Session Midpoint Reflections

By State Rep. Mike Sanders

Now that I’m halfway through the 2010 legislative session, I thought it would be a good time to reflect on how the other branches of our state government will come into play alongside our legislative efforts.

I noted last week that Oklahoma lawmakers are pressing Attorney General Drew Edmondson to file a lawsuit against the recent Congressional passage of a federal health care mandate. Unfortunately, he has yet to do so. Edmondson has failed to state his position on the federal health care mandate while Governor Brad Henry has implied that the mandate is a step in the right direction.

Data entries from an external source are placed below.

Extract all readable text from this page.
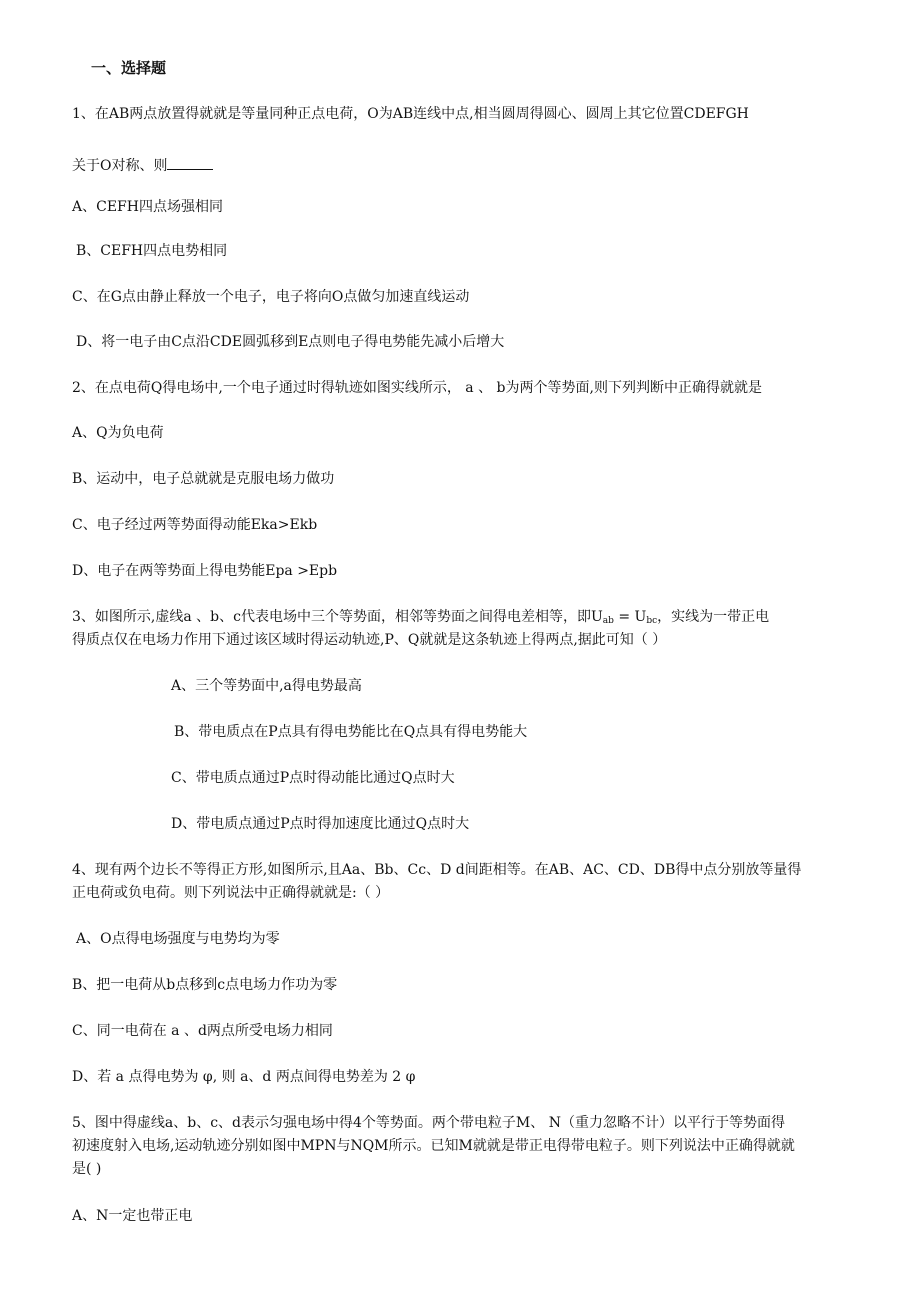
一、选择题
1、在AB两点放置得就就是等量同种正点电荷，O为AB连线中点,相当圆周得圆心、圆周上其它位置CDEFGH
关于O对称、则
A、CEFH四点场强相同
B、CEFH四点电势相同
C、在G点由静止释放一个电子，电子将向O点做匀加速直线运动
D、将一电子由C点沿CDE圆弧移到E点则电子得电势能先减小后增大
2、在点电荷Q得电场中,一个电子通过时得轨迹如图实线所示， a 、 b为两个等势面,则下列判断中正确得就就是
A、Q为负电荷
B、运动中，电子总就就是克服电场力做功
C、电子经过两等势面得动能Eka>Ekb
D、电子在两等势面上得电势能Epa >Epb
3、如图所示,虚线a 、b、c代表电场中三个等势面，相邻等势面之间得电差相等，即$U_{ab} = U_{bc}$，实线为一带正电
得质点仅在电场力作用下通过该区域时得运动轨迹,P、Q就就是这条轨迹上得两点,据此可知（ ）
A、三个等势面中,a得电势最高
B、带电质点在P点具有得电势能比在Q点具有得电势能大
C、带电质点通过P点时得动能比通过Q点时大
D、带电质点通过P点时得加速度比通过Q点时大
4、现有两个边长不等得正方形,如图所示,且Aa、Bb、Cc、D d间距相等。在AB、AC、CD、DB得中点分别放等量得
正电荷或负电荷。则下列说法中正确得就就是:（ ）
A、O点得电场强度与电势均为零
B、把一电荷从b点移到c点电场力作功为零
C、同一电荷在 a 、d两点所受电场力相同
D、若 a 点得电势为 φ, 则 a、d 两点间得电势差为 2 φ
5、图中得虚线a、b、c、d表示匀强电场中得4个等势面。两个带电粒子M、 N（重力忽略不计）以平行于等势面得
初速度射入电场,运动轨迹分别如图中MPN与NQM所示。已知M就就是带正电得带电粒子。则下列说法中正确得就就
是( )
A、N一定也带正电
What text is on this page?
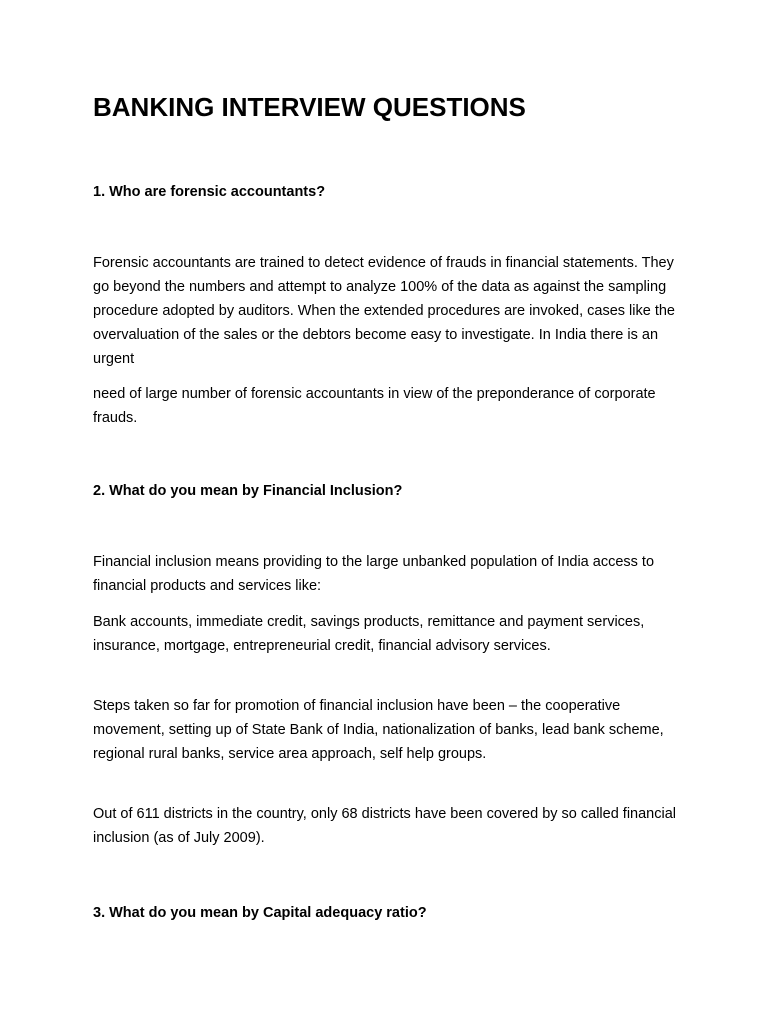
BANKING INTERVIEW QUESTIONS
1. Who are forensic accountants?

Forensic accountants are trained to detect evidence of frauds in financial statements. They go beyond the numbers and attempt to analyze 100% of the data as against the sampling procedure adopted by auditors. When the extended procedures are invoked, cases like the overvaluation of the sales or the debtors become easy to investigate. In India there is an urgent

need of large number of forensic accountants in view of the preponderance of corporate frauds.

2. What do you mean by Financial Inclusion?

Financial inclusion means providing to the large unbanked population of India access to financial products and services like:

Bank accounts, immediate credit, savings products, remittance and payment services, insurance, mortgage, entrepreneurial credit, financial advisory services.

Steps taken so far for promotion of financial inclusion have been – the cooperative movement, setting up of State Bank of India, nationalization of banks, lead bank scheme, regional rural banks, service area approach, self help groups.

Out of 611 districts in the country, only 68 districts have been covered by so called financial inclusion (as of July 2009).

3. What do you mean by Capital adequacy ratio?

Nico Gomez, an official with the Oklahoma Health Care Authority, has outlined the mandate’s effects on Oklahoma. He estimates that the mandate will expand Medicaid to cover one-third of the state’s population or 1 million Oklahomans and that half of the population will be on either Medicaid or Medicare. Meanwhile, physicians taking SoonerCare patients will have their payment rates cut by 3.25 percent. The mandate will force Oklahomans who cannot afford private insurance to use Medicaid, while at the same time it becomes harder for physicians to accept it.

Lawmakers are going to force the Oklahoma Supreme Court to take a position in the abortion debate. Though two Oklahoma laws passed by the Legislature in recent years contained multiple provisions on the single subject of abortion, the court struck them down for violating the single-subject rule. This year, lawmakers have made those provisions into individual bills so the court must rule on the constitutionality of pro-life legislation. The Freedom of Conscience Act would protect health care professionals’ freedom of conscience by upholding their right to refuse to participate in the taking of a human life. A second bill would regulate the use of RU-4866, the chemical abortion pill. Another measure would ban sex-selection abortions in Oklahoma. The Center for Reproductive Rights has said they are likely to file suit against pro-life legislation passing this year. I am hoping the court will take the side of most Oklahomans who believe in the sanctity of life.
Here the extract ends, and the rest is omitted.